Kristi remains upstairs, settled into bed, talking with Jim and connecting with her friends as they move through the house.

She is not part of the physical work, but she is still part of the day.

There is no sense, in how she describes it, that she is missing out.

Just a different way of participating.

She measures her days differently now. A good one includes a walk, five houses up the street and back, on Jim’s arm. After that, she reads or spends time learning something new, like crocheting.

A few winters ago, their daughter filmed them walking together through the snow to the mailbox. They both still keep the video, not because it represents something lost, but because it reflects something intact.

Kristi seen here with her husband Jim.

The Context

Kristi was 39 when she was diagnosed with multiple sclerosis. The diagnosis followed a brief and unsettling stretch. Her speech had cut out mid-sentence while teaching, then returned, then disappeared again. It was enough to send her to a doctor and then to a series of tests.

When the answer came, she absorbed it without drama. “I have MS,” she recalls thinking. “Just one more thing to deal with.”

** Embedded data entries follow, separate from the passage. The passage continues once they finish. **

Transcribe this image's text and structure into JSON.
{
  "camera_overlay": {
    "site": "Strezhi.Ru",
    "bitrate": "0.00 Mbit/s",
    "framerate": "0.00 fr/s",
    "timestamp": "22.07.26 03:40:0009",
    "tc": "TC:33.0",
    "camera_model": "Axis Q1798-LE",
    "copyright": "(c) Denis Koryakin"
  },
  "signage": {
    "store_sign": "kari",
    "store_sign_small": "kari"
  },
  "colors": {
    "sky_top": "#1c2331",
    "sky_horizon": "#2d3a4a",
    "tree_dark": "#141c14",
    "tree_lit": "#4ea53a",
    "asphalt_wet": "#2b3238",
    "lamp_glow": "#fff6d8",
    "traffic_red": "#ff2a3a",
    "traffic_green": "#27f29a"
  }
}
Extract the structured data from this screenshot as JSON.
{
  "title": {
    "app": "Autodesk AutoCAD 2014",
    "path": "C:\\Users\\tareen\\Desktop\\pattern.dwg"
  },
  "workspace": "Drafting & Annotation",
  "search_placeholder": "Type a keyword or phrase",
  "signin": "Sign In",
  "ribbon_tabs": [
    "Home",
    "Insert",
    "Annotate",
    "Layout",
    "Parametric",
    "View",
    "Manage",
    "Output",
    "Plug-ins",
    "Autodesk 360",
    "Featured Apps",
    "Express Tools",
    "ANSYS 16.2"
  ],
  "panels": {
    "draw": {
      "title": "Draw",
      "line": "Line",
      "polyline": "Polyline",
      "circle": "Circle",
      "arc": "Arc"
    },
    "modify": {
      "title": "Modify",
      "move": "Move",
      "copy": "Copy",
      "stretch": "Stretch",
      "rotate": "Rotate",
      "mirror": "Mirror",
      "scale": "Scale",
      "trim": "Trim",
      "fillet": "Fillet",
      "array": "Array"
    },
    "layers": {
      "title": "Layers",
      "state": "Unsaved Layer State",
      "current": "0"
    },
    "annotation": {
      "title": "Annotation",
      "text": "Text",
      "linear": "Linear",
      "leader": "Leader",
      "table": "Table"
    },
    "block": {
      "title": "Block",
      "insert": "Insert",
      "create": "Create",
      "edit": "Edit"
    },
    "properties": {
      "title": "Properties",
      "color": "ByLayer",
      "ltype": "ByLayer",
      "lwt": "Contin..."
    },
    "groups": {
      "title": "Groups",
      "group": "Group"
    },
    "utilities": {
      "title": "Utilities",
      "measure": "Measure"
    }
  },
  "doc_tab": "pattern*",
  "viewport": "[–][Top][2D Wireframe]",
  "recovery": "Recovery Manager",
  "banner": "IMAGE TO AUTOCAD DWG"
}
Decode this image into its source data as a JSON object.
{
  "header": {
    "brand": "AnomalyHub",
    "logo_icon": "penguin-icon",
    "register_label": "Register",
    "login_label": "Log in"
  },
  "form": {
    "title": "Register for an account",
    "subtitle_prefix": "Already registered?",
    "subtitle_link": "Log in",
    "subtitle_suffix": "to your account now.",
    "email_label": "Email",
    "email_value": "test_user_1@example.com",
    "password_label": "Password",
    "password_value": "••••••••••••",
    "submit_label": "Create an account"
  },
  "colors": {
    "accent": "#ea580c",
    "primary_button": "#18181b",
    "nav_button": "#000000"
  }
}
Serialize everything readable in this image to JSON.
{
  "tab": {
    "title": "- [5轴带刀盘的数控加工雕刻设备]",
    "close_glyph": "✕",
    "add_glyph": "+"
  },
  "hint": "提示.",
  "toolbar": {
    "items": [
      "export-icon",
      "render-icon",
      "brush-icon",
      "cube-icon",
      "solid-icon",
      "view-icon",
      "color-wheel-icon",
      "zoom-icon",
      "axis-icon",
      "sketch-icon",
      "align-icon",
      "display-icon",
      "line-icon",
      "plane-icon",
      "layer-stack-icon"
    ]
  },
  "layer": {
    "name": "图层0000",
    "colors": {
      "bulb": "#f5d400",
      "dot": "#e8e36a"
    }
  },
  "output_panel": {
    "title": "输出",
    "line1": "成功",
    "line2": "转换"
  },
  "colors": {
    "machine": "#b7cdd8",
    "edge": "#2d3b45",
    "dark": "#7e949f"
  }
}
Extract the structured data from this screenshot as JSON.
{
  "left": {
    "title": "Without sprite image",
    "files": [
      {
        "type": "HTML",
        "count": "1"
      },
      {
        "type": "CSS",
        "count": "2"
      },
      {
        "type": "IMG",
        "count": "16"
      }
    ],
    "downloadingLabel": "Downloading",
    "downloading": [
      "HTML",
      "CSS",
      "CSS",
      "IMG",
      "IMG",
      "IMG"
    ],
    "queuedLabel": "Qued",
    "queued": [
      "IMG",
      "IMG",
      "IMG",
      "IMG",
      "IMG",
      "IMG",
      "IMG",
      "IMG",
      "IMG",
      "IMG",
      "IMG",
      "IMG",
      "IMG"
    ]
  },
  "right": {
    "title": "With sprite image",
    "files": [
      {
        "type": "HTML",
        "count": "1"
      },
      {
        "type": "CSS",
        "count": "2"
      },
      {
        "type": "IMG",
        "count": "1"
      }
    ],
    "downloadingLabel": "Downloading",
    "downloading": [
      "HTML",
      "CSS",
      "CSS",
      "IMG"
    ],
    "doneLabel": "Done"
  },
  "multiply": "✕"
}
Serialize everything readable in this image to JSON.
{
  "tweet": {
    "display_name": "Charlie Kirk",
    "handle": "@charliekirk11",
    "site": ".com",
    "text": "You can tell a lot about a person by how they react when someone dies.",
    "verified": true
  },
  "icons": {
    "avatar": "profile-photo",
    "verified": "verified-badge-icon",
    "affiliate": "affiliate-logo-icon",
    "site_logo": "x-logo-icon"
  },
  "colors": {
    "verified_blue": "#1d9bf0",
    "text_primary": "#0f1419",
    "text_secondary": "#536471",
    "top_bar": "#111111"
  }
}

For years, it remained in that category. She continued teaching. She did not widely share it. It sits alongside everything else in her life, not above it. The changes came gradually. Movement slowed. Energy became less predictable. Tasks that once required no thought began to require planning. But even as those shifts accumulates, her framing did not.

Today, MS is part of her life. It is not the center of it.

“MS is just a diagnosis,” she says. “I’m a human being who does so much more.”

She does not ignore what has changed. Fatigue arrives without warning. Memory falters mid-sentence. Her feet remain constantly numb.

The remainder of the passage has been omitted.